Powell and Clark devote much of their text to suggesting practical tips for practitioners and anecdotes that prove their success. I found these practical suggestions to be useful and insightful, as they are grounded in both theory and real-world practice. The authors certainly have a grasp on how children learn, think, and grow, which aids in their ability to generate such keen ideas. For example, in helping children form their identities as Christians, the authors suggest teaching children of their inherent value to God, treating each child as an individual, using community relationships to develop personal identity, practicing rituals that reinforce identity (e.g., debriefing in the car after school, celebrating numerous occasions in lavish manner, and others), affirming character growth more than academic achievement, and modeling a right relationship with God (Chapter 3). An incredibly insightful chapter focusing on having spiritual conversations with children encourages parents to listen and ask questions of their children, tackle touchy subjects like sex, be transparent regarding spiritual doubt, and develop conversation rituals (Chapter 4). Perhaps the most difficult chapter to execute well deals with preparing teenagers to go off to college; the authors not only describe the realities of sending kids to college but also provide guidelines for preparing teenagers to make the spiritual, emotional, and relational step into college life. Parents with high school juniors and seniors will find this chapter especially helpful, as it provides a wealth of invaluable practices to make this transition to college easier on both students and parents.

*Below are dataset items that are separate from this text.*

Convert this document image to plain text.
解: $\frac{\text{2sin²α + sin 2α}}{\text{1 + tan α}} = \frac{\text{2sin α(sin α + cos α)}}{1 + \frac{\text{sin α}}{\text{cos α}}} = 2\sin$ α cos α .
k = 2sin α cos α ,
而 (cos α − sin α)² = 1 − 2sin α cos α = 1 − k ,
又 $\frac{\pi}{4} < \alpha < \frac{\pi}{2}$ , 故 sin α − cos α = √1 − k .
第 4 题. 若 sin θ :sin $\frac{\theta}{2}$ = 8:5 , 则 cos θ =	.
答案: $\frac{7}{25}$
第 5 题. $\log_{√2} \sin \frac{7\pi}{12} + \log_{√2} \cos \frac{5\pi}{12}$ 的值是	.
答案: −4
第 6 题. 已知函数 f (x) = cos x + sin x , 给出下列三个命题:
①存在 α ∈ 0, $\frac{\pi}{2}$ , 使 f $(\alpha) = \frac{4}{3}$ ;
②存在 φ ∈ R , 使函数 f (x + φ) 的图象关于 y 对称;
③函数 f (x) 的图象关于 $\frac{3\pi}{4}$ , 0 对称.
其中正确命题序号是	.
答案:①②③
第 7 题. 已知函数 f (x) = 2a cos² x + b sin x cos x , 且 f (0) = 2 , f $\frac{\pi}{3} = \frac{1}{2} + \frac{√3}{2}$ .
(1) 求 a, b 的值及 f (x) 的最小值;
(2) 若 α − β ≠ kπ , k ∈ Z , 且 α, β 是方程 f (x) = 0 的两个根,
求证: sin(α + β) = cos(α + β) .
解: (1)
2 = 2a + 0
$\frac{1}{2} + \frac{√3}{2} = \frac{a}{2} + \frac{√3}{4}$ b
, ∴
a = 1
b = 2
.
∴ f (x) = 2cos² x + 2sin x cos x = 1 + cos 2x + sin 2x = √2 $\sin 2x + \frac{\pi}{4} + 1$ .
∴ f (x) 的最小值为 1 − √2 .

Sticky Faith does not try to build a robust theology of spiritual parenting or critique modern styles of parenting, but these are not the intentions of the book. The book is meant to be practical and provide “everyday ideas to build lasting faith” in children, as its subtitle suggests. Though anyone can appreciate the insights of Powell and Clark, I am concerned that they generally (though not always) neglect to describe what Scripture and theology say about these “sticky findings.” They generally go from identifying the problem straight to suggesting what needs to be done. Instead, I would have liked the authors to understand these findings from a Scriptural perspective, and admonish both parents and children using Scripture as a guide. The book is meant to be practical and user-friendly, but the insight of Scripture cannot be neglected when dealing with a topic as serious as raising children in the faith.
Parents and ministry leaders looking for a theological foundation for raising children spiritually should look elsewhere. Those who crave practical advice about how best to raise children with a Sticky Faith might do well to read this book. At times, the authors’ suggestions seem to be commonsense, but their advice may provide a fresh reminder for parents. Children’s ministry leaders will find this work to be a resource for building onto already-successful ministry endeavors, or even starting from scratch.